An investor that Posner contacted to help get Sharon Steel out of bankruptcy told Posner that his lawyer, Andrew Heine, was considering buying Fischbach Corp. Just short of Fischbach being sold, Heine's Granada Investments Company made a bid for DWG at $22 per share. Posner converted all DWG options into voting shares but was unable to vote them due to an Ohio judge's order. Granada sued Posner for not taking the bid seriously and Posner countersued, stating the bid had no merit. Posner lost the case in 1991 and was forced to pay $5.5 million to Granada. The judge also noted other investigations into illegal stock trading in the Fischbach acquisition and Posner's compensation, and added three court-appointed directors to DWG's board as audit, compensation, and intercorporate transactions committees.
Posner stopped the appointed directors from presenting their report to the full board, forcing Judge Lambros to convert 50% of Security Management Company ownership in DWG to preferred shares and to sell the remaining common stock. Posner resigned as chair of DWG in 1992 and sold his shares to Trian Group, a New York-based investment partnership led by Nelson Peltz and Peter May. Shareholders agreed to drop their longstanding lawsuits, claiming that DWG had been "raided" and "stripped".
As part of its acquisition by Trian, DWG's name was changed to Triarc Companies, Inc in 1993. Peltz served as CEO of the company from 1993 through 2007, during which time the company sold several of its subsidiaries in order to focus on their food and beverage operations.

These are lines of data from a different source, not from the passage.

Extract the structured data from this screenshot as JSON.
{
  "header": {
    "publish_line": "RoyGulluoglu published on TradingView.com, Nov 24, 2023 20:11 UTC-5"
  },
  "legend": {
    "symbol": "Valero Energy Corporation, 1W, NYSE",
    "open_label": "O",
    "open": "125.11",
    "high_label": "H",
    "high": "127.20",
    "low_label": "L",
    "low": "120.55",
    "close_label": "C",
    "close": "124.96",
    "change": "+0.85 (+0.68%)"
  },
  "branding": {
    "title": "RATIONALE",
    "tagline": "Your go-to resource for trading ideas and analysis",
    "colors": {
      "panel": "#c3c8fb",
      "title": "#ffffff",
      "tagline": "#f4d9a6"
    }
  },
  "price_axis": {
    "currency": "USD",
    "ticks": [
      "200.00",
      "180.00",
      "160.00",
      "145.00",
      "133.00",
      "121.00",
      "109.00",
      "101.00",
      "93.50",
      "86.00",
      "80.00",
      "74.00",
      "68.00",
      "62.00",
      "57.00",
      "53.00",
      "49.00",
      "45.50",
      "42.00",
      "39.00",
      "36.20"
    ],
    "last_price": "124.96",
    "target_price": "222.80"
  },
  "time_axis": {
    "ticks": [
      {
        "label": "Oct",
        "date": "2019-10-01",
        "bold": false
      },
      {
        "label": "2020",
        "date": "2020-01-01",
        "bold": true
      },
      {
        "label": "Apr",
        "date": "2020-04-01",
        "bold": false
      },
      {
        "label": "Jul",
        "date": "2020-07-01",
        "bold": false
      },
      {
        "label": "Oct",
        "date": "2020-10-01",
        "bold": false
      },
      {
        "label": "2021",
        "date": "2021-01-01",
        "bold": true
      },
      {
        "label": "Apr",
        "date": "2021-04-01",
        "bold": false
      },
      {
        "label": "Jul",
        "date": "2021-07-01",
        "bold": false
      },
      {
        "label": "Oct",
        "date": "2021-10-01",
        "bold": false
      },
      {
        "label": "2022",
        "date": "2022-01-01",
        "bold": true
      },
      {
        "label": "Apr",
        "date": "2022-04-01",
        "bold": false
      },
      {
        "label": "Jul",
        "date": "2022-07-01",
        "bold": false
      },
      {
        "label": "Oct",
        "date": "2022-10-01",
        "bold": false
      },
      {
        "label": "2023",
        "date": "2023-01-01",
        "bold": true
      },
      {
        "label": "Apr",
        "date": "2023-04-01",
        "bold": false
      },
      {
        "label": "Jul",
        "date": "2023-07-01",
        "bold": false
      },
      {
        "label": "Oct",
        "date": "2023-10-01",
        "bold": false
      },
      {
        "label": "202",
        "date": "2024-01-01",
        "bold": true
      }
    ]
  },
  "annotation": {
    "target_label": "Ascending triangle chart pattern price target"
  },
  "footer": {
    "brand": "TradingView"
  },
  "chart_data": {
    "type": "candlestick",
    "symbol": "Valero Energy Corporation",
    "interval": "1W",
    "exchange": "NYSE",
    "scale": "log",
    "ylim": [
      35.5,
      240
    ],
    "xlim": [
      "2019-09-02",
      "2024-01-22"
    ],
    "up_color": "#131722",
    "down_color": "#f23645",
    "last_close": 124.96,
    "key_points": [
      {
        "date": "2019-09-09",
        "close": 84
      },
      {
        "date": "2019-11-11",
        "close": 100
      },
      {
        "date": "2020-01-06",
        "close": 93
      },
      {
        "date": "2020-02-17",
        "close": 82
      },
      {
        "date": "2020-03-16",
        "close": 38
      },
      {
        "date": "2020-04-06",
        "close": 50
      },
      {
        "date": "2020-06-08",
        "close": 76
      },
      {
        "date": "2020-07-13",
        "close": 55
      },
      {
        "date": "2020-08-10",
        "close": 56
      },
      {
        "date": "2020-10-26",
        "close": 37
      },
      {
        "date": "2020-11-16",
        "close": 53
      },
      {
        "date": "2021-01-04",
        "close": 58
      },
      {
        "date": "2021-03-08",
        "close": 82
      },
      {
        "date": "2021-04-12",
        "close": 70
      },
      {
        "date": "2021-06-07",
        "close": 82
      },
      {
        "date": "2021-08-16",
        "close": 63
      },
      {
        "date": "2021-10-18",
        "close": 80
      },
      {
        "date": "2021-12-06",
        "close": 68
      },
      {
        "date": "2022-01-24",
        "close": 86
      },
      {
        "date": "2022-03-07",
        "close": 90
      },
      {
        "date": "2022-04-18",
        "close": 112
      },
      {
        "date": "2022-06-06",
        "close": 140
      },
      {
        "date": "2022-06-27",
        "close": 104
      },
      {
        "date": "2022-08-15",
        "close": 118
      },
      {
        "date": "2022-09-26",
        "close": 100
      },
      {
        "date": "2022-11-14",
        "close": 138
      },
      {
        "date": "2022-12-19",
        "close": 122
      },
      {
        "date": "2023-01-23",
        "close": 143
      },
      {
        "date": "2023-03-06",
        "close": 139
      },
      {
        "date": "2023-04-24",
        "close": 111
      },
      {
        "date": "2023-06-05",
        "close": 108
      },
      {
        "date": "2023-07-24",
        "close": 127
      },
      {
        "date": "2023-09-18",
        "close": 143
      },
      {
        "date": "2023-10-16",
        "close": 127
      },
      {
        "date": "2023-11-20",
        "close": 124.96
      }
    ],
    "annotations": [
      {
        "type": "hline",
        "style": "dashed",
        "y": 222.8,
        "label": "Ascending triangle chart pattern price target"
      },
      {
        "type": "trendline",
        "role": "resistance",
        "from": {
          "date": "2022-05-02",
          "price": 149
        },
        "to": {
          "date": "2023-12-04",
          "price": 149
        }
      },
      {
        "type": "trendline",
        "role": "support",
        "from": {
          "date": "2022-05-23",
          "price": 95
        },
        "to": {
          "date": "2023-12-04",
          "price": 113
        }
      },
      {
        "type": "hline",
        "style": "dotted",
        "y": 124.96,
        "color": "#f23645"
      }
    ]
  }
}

In August 1995, Triarc purchased Mistic Brands, Inc. from Joseph Victori Wines, Inc. for $97 million. Triarc sold off its textile companies in 1997. In 1997, Triarc acquired Snapple Beverages from Quaker Oats for $300 million, three years after Quaker Oats had purchased Snapple from leveraged buyout firm Thomas H. Lee Partners in 1994 for $1.7 billion. Cable Car Beverage Corporation, maker of Stewart's Root Beer, was purchased by Triarc in November 1997 for $31 million in stock. Triarc sold National Propane Corporation in 1999.

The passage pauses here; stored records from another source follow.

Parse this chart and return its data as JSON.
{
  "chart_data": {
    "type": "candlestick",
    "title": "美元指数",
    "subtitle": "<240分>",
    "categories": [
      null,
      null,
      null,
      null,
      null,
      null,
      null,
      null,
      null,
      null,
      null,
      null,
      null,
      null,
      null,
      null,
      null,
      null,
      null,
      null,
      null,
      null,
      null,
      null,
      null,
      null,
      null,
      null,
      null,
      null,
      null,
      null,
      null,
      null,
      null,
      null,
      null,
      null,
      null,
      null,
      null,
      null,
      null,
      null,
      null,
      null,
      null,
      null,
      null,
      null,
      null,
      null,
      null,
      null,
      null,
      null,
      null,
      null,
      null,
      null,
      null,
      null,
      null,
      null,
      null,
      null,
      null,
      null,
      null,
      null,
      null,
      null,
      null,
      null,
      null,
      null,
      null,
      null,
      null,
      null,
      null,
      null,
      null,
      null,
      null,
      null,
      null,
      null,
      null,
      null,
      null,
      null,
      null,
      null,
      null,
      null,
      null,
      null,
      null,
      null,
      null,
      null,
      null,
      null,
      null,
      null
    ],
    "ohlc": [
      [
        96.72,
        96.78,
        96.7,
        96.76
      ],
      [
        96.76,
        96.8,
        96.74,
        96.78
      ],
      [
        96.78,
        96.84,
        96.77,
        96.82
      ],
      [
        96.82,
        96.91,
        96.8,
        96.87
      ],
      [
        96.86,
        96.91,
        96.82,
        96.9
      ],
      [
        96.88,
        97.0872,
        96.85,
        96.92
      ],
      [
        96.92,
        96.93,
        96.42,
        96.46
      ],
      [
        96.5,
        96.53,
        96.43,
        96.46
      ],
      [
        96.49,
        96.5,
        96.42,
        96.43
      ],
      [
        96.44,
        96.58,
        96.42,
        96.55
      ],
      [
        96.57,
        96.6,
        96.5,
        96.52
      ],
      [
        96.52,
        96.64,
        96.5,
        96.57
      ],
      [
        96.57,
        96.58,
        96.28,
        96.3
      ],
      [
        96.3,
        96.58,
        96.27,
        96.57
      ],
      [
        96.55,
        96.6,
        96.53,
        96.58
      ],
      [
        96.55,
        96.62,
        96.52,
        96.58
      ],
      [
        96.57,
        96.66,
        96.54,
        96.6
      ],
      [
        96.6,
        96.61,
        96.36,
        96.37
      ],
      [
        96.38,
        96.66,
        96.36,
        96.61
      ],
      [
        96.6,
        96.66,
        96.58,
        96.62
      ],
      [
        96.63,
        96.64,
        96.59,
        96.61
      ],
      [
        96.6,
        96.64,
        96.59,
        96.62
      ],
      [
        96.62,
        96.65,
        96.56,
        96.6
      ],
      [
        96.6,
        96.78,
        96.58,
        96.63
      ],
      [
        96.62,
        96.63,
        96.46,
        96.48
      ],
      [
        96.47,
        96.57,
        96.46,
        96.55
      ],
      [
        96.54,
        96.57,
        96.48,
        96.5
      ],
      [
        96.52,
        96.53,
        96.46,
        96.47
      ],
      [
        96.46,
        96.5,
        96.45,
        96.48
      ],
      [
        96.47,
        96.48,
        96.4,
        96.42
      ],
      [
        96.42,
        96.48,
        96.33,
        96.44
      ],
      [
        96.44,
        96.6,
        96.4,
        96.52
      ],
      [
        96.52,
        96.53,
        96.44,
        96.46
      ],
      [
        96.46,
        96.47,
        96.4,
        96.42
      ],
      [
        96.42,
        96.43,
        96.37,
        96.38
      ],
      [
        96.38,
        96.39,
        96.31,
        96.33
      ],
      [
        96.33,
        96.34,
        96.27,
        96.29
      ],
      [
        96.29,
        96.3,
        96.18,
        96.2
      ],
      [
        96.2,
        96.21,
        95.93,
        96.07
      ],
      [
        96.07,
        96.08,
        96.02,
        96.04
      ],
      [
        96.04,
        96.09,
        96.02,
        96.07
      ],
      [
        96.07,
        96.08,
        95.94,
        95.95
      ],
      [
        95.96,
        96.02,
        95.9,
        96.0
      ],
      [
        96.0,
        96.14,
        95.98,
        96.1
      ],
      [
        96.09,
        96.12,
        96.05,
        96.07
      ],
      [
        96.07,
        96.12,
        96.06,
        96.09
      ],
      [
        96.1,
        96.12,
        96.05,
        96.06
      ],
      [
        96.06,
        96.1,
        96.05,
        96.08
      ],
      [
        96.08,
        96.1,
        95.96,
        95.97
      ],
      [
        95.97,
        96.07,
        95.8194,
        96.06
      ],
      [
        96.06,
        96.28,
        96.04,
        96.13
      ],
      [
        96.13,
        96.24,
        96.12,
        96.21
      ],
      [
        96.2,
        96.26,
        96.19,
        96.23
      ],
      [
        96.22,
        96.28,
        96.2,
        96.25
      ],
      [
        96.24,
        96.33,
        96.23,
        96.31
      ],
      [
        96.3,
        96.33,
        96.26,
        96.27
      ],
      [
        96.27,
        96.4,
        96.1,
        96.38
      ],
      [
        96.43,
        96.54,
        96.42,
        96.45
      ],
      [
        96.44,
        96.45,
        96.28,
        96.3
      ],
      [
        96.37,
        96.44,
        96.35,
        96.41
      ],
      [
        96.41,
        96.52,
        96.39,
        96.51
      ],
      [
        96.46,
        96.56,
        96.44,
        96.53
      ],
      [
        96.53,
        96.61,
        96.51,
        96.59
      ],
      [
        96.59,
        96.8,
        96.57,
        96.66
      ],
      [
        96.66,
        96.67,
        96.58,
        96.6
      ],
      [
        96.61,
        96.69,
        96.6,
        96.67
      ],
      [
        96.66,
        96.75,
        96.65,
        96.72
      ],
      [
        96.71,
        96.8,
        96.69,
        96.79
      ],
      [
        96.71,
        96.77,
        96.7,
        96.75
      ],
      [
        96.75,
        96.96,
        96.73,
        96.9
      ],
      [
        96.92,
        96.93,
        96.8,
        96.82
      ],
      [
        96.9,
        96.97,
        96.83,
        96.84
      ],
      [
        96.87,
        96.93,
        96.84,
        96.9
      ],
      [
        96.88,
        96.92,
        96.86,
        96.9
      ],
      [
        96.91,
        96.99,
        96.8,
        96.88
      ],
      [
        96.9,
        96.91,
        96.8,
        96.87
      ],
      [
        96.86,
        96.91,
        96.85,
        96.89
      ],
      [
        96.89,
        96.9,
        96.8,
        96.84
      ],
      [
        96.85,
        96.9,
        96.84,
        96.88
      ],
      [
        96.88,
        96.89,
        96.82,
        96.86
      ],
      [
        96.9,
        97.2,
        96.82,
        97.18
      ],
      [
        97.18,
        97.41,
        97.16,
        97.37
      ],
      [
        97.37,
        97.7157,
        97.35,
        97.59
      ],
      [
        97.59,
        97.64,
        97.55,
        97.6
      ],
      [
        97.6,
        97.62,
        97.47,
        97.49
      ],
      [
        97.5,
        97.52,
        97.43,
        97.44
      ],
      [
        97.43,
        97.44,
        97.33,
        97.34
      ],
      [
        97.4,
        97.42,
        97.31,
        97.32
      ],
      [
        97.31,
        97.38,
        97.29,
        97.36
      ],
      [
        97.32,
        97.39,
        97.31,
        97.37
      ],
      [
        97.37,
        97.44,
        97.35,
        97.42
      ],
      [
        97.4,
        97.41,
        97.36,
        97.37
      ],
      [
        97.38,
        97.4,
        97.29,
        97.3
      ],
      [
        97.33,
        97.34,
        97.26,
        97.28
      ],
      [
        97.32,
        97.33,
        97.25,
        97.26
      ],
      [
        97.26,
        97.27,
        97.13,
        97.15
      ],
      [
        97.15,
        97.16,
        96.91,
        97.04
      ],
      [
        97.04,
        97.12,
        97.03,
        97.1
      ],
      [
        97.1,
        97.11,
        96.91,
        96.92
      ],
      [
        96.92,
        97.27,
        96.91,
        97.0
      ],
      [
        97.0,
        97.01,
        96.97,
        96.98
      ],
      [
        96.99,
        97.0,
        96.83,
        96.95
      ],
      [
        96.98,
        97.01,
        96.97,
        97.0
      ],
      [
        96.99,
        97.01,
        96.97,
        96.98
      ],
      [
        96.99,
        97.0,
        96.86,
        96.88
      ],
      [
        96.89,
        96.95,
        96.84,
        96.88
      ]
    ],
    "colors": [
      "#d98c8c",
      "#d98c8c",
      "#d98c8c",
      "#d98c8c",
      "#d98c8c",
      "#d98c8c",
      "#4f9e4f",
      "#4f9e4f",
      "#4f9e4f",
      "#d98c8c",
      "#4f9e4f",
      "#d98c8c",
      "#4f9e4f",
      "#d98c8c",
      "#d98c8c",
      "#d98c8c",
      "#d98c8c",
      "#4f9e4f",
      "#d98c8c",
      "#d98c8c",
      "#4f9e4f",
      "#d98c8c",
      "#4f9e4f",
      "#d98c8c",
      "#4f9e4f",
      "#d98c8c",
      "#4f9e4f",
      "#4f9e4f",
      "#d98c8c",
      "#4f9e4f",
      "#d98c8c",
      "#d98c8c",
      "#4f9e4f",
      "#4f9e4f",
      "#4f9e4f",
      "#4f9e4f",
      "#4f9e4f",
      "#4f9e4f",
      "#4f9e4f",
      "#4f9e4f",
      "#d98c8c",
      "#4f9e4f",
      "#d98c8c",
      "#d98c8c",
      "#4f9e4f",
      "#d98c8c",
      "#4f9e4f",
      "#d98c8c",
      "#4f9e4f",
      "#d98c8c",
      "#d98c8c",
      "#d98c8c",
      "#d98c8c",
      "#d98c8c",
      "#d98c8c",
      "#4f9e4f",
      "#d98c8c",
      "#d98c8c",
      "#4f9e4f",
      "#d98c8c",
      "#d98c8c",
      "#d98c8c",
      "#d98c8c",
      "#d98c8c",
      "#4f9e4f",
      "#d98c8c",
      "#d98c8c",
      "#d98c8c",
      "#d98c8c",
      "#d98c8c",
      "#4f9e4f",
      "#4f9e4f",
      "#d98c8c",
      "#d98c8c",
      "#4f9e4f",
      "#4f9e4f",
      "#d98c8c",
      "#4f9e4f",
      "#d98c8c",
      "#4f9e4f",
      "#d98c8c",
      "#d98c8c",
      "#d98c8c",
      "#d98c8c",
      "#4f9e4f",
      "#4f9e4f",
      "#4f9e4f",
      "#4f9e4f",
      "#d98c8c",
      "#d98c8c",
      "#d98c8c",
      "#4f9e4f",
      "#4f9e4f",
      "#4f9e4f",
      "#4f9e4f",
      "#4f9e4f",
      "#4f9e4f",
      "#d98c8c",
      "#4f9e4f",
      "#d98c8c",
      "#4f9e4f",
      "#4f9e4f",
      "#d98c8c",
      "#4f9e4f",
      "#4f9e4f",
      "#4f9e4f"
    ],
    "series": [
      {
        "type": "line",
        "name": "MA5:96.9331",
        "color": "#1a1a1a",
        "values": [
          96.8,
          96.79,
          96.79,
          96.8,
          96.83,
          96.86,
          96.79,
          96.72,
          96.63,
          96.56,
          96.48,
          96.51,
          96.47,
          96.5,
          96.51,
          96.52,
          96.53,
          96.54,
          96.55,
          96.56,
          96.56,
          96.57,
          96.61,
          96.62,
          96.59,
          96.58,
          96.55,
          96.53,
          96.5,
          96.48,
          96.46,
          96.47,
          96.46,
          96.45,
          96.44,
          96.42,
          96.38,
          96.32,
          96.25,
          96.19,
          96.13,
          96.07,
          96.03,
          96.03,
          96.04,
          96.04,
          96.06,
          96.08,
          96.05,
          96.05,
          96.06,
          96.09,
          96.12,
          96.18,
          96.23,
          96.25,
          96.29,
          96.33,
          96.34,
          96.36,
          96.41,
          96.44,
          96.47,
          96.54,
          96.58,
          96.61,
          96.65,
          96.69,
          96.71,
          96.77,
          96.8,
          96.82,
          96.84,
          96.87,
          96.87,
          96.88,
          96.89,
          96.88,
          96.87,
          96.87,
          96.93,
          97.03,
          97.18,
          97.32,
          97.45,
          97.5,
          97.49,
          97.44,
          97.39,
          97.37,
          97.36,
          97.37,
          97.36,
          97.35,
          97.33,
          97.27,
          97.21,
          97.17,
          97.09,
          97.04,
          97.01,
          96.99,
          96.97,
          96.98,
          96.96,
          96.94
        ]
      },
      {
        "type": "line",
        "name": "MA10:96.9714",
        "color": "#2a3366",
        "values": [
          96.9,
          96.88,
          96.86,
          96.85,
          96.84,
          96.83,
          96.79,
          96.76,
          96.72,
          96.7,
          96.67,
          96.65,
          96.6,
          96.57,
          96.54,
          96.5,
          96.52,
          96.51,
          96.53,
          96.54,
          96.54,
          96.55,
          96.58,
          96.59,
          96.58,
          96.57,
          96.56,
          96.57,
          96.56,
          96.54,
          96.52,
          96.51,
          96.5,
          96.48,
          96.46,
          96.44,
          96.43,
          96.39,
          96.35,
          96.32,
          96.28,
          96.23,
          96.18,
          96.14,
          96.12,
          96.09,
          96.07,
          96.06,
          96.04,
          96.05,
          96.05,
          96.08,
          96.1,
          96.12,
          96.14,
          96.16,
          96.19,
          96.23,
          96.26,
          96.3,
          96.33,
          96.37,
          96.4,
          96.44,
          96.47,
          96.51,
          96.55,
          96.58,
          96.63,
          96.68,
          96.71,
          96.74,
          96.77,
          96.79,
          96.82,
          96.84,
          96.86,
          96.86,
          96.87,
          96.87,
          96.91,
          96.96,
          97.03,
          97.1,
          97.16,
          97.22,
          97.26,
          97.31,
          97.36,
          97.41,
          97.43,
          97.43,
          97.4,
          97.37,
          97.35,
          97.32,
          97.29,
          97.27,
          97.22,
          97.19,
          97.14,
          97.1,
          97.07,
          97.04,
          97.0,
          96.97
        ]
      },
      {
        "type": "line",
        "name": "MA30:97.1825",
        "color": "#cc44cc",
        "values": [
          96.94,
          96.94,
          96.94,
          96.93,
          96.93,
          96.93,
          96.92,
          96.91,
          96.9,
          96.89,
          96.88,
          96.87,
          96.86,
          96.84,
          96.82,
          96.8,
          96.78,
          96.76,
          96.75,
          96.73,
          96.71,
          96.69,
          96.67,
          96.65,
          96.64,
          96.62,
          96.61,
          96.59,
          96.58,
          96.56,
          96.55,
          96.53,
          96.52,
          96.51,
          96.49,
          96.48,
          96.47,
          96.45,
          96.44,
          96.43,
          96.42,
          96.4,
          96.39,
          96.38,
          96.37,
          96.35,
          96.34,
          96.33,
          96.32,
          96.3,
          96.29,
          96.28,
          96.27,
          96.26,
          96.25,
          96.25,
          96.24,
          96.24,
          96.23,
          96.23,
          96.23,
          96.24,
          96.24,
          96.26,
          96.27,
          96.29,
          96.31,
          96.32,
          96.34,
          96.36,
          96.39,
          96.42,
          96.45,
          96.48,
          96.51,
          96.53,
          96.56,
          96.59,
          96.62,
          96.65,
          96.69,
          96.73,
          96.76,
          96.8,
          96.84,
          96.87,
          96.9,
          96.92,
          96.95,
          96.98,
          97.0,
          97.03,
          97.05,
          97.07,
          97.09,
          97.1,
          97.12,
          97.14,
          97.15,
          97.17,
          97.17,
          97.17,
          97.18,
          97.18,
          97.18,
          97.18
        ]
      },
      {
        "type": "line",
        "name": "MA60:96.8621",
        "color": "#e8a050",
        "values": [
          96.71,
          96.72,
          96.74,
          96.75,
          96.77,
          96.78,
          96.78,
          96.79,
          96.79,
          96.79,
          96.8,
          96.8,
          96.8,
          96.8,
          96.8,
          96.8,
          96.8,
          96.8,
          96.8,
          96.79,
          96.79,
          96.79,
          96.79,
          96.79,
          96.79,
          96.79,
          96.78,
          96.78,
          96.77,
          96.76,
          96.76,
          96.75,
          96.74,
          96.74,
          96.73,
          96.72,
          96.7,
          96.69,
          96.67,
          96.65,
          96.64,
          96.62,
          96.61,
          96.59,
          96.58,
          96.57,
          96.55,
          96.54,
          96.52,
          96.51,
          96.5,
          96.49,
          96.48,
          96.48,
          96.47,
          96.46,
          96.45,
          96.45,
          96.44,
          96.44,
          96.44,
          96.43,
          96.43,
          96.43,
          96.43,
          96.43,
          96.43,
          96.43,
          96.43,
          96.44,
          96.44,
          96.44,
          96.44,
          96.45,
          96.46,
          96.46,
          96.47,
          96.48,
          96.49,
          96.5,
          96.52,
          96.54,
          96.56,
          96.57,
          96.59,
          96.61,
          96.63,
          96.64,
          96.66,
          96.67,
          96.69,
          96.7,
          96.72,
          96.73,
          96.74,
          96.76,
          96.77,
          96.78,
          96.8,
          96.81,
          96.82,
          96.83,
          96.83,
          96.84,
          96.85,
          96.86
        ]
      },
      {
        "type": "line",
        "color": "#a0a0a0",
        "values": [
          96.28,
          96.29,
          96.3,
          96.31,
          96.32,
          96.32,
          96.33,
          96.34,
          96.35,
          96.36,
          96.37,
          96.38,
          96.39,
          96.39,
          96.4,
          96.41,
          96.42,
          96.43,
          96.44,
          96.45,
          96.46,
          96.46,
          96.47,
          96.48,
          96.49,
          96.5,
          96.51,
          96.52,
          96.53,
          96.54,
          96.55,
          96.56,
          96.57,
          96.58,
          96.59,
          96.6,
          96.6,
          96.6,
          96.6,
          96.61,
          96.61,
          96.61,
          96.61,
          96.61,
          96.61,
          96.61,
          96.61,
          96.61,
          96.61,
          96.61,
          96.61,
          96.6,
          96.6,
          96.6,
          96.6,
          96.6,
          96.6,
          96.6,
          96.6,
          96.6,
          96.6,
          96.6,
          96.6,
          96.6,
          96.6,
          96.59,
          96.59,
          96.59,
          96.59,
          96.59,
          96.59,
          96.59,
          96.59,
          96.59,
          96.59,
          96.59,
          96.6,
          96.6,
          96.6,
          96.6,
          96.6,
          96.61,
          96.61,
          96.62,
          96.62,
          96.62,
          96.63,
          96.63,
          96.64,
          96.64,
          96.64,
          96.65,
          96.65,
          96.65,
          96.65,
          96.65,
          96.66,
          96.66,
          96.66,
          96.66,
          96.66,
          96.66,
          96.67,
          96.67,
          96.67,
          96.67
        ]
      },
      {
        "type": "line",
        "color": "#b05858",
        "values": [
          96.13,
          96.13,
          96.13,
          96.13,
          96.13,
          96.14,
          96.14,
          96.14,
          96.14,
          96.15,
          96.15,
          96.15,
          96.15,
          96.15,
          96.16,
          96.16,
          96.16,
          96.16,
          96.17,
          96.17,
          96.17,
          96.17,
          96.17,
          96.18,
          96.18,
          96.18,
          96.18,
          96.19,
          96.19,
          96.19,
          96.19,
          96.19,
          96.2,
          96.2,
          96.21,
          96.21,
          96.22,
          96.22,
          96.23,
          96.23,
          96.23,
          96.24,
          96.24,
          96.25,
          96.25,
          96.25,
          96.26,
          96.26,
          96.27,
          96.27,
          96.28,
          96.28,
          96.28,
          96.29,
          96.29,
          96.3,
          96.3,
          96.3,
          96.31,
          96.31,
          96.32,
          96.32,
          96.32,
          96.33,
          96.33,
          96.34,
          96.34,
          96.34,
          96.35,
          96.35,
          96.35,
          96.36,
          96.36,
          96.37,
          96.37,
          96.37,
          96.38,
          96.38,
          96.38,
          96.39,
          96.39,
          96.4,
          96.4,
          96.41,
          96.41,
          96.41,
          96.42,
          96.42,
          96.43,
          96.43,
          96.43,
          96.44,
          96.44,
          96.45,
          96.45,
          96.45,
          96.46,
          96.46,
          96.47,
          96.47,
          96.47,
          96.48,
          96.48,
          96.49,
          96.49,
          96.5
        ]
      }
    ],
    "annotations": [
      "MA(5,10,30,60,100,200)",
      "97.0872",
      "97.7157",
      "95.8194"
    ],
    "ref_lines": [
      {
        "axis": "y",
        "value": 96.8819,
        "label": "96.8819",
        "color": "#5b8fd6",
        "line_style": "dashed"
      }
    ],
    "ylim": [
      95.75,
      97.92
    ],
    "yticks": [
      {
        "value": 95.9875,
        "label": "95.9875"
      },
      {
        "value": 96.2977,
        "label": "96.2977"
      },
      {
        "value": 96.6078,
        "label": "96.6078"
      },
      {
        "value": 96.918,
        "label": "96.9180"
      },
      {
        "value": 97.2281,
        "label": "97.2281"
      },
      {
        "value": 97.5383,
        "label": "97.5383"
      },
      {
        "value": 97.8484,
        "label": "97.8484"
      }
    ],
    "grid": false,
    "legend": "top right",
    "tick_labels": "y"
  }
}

Snapple, Mistic, and Stewart's (formerly Cable Car Beverage) was sold by Triarc to Cadbury Schweppes in 2000 for $1.45 billion In October of that same year, Cadbury Schweppes purchased Royal Crown from Triarc.
On April 24, 2008, Triarc announced the acquisition of Wendy's, the international fast food company. The transaction was part of the company's strategy to transition from a holding company for numerous businesses into a true food and beverage company. The purchase was finalized on September 15, 2008, when shareholders of both Triarc and Wendy's agreed to the terms. As part of the terms, the name was changed to Wendy's/Arby's Group, Inc.
The Wendy's CompanyEdit
In January 2011, the group announced it was divesting itself of the Arby's chain, which had seen lackluster sales growth since the acquisition of Wendy's in 2008. It was officially announced on January 20, 2011 that the group would seek a buyer for its Arby’s Group with 3,700 restaurants. On June 13, 2011, Wendy's/Arby's Group Inc. announced that it would sell the majority of its Arby's chain to Roark Capital Group, maintaining an 18.5% stake in the company.
On August 2011, The Wendy's Company announced it would move its corporate headquarters from Sandy Springs, Georgia to their Dublin Restaurant Support Center (Wendy's International's headquarters) in Dublin, Ohio. This resulted in 50 jobs being moved to Ohio. On December 1, 2011, the company announced it would close the Atlanta Restaurant Support Center in Sandy Springs and consolidate all headquarters operations to the Dublin Restaurant Support Center in Ohio. This resulted in an additional 170 jobs being moved from Sandy Springs to Dublin.